Нет, я бы не сказала. Но, конечно, идет много дискуссий по практическим вопросам. Если говорить про Берлин, то к нам каждый день приезжает около 200 новых беженцев. Их надо селить. Берлин — большой город, растущий, квартир не хватает, особенно дешевых, многие покупают жилье, ремонтируют и потом задорого продают. Для беженцев выделили спортивные школы, и сначала все говорили, что это временно, но оказалось, что люди живут в них месяцами. Это и для жизни место неподходящее, и те, кто привык там тренироваться, начинают злиться. В школе, где учатся мои дети, есть группа, которая дружит с домом беженцев. Мои дочери — 16 и 18 лет — рассказывают, что это не всегда легко: молодым людям из Сирии или Ливана приходится объяснять, что у нас девушки открыто общаются с мужчинами и это не значит, что они сразу готовы к любовной истории.
Но у нас все-таки богатая страна, которая долгие годы живет в покое, и от этого появилось ощущение ответственности за других. И потом, никуда не исчезла память, что мы были виновны во Второй мировой. И от этого есть чувство, что мы должны что-то отдавать.

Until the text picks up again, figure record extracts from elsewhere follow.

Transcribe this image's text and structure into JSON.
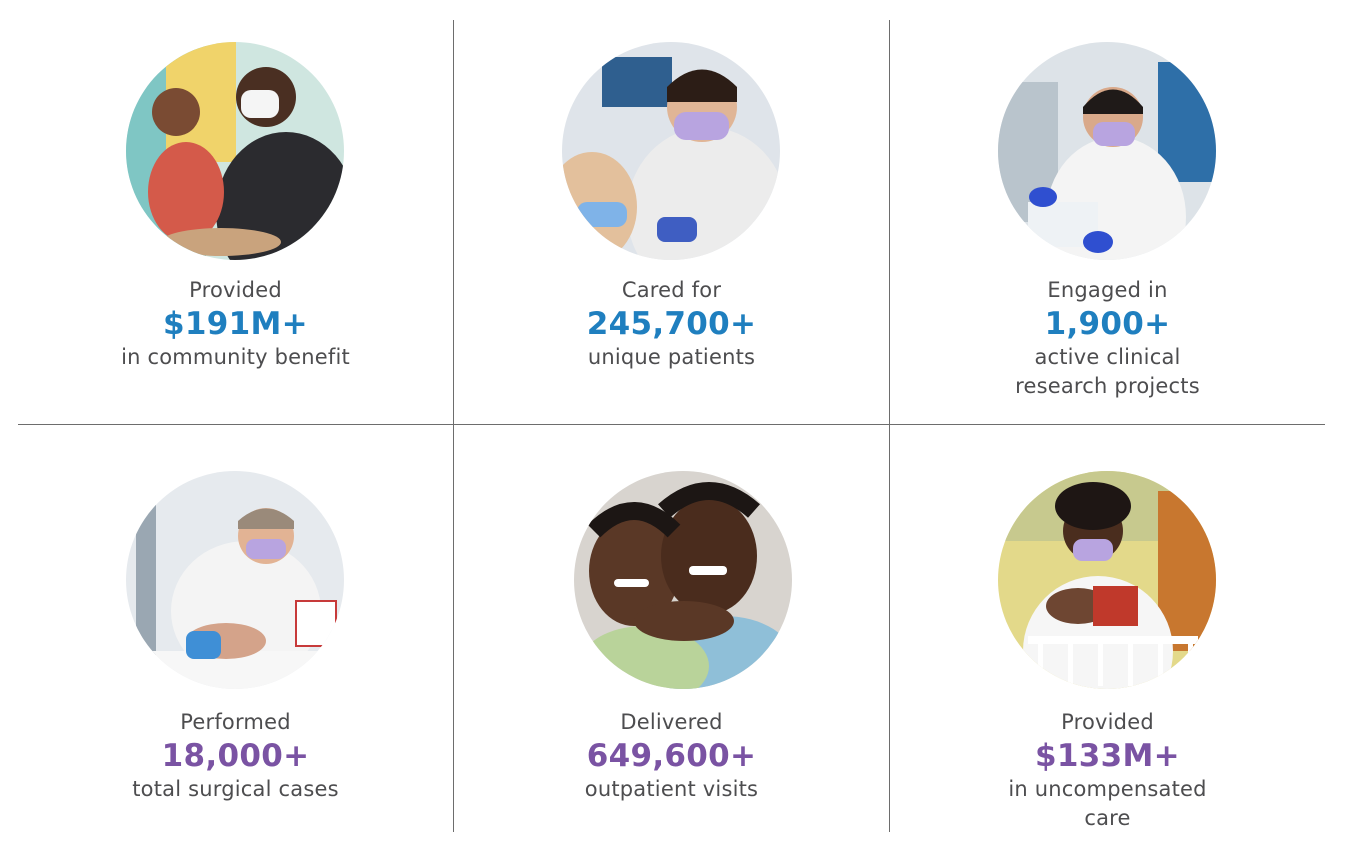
{
  "stats": [
    {
      "intro": "Provided",
      "value": "$191M+",
      "desc": [
        "in community benefit"
      ],
      "photo": "clinician with stethoscope examining toddler"
    },
    {
      "intro": "Cared for",
      "value": "245,700+",
      "desc": [
        "unique patients"
      ],
      "photo": "nurse with mask caring for child"
    },
    {
      "intro": "Engaged in",
      "value": "1,900+",
      "desc": [
        "active clinical",
        "research projects"
      ],
      "photo": "researcher in lab coat with gloves"
    },
    {
      "intro": "Performed",
      "value": "18,000+",
      "desc": [
        "total surgical cases"
      ],
      "photo": "doctor examining infant"
    },
    {
      "intro": "Delivered",
      "value": "649,600+",
      "desc": [
        "outpatient visits"
      ],
      "photo": "two smiling children hugging"
    },
    {
      "intro": "Provided",
      "value": "$133M+",
      "desc": [
        "in uncompensated",
        "care"
      ],
      "photo": "nurse holding newborn baby"
    }
  ],
  "colors": {
    "blue": "#1f7fbf",
    "purple": "#7a53a3",
    "text": "#4d4d4f",
    "divider": "#6d6d6d"
  }
}
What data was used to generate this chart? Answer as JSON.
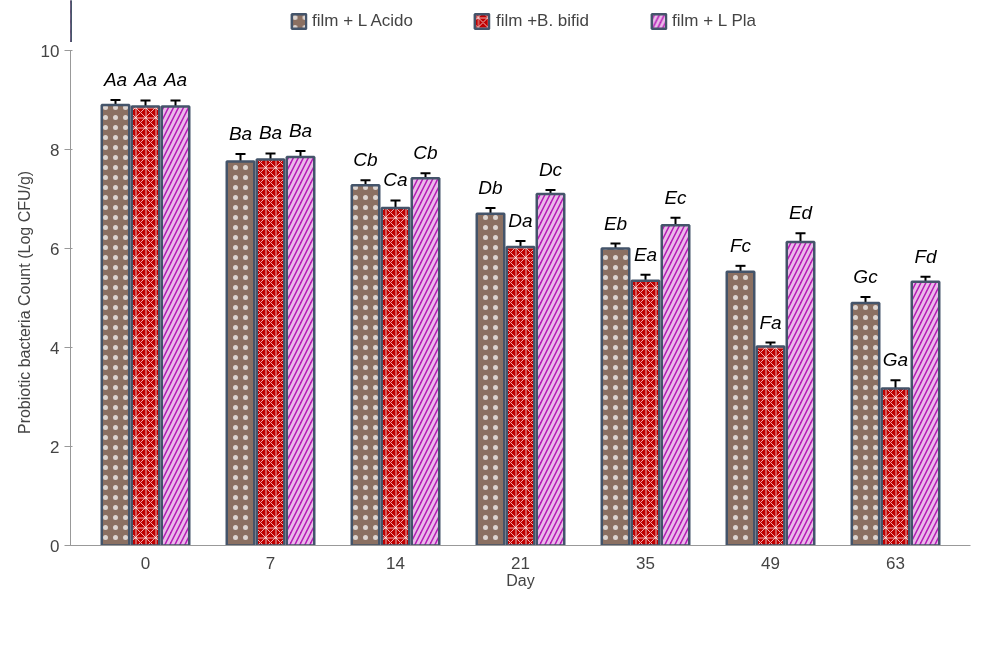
{
  "chart_data": {
    "type": "bar",
    "xlabel": "Day",
    "ylabel": "Probiotic bacteria Count   (Log CFU/g)",
    "categories": [
      "0",
      "7",
      "14",
      "21",
      "35",
      "49",
      "63"
    ],
    "ylim": [
      0,
      10
    ],
    "yticks": [
      0,
      2,
      4,
      6,
      8,
      10
    ],
    "grid": false,
    "legend": "top",
    "series": [
      {
        "name": "film + L Acido",
        "color": "#8b7062",
        "values": [
          8.9,
          7.76,
          7.28,
          6.7,
          6.0,
          5.53,
          4.9
        ],
        "errors": [
          0.1,
          0.15,
          0.1,
          0.12,
          0.1,
          0.12,
          0.12
        ],
        "value_labels": [
          "Aa",
          "Ba",
          "Cb",
          "Db",
          "Eb",
          "Fc",
          "Gc"
        ]
      },
      {
        "name": "film +B. bifid",
        "color": "#c00000",
        "values": [
          8.87,
          7.8,
          6.82,
          6.03,
          5.35,
          4.02,
          3.17
        ],
        "errors": [
          0.12,
          0.12,
          0.15,
          0.12,
          0.12,
          0.08,
          0.17
        ],
        "value_labels": [
          "Aa",
          "Ba",
          "Ca",
          "Da",
          "Ea",
          "Fa",
          "Ga"
        ]
      },
      {
        "name": "film + L Pla",
        "color": "#b517b5",
        "values": [
          8.87,
          7.85,
          7.42,
          7.1,
          6.47,
          6.13,
          5.33
        ],
        "errors": [
          0.12,
          0.12,
          0.1,
          0.08,
          0.15,
          0.18,
          0.1
        ],
        "value_labels": [
          "Aa",
          "Ba",
          "Cb",
          "Dc",
          "Ec",
          "Ed",
          "Fd"
        ]
      }
    ]
  }
}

У моей подруги один день в неделю после обеда свободен. И она несколько часов бесплатно работает в месте, где собирают и выдают беженцам одежду. У другого моего друга, из Гамбурга, фейсбучная группа: ему приходит новость, что семья беженцев, например, ищет коляску, он перепощивает, кто-нибудь откликается. Есть много добровольцев, которые понимают, что люди приехали из страшных обстоятельств. Но есть и экстремисты. Недавно в Саксонии демонстранты остановили автобусы с беженцами, перегораживали улицу и кричали: «Народ — это мы». Этот лозунг был важен, когда падала стена. А теперь им пугают расисты.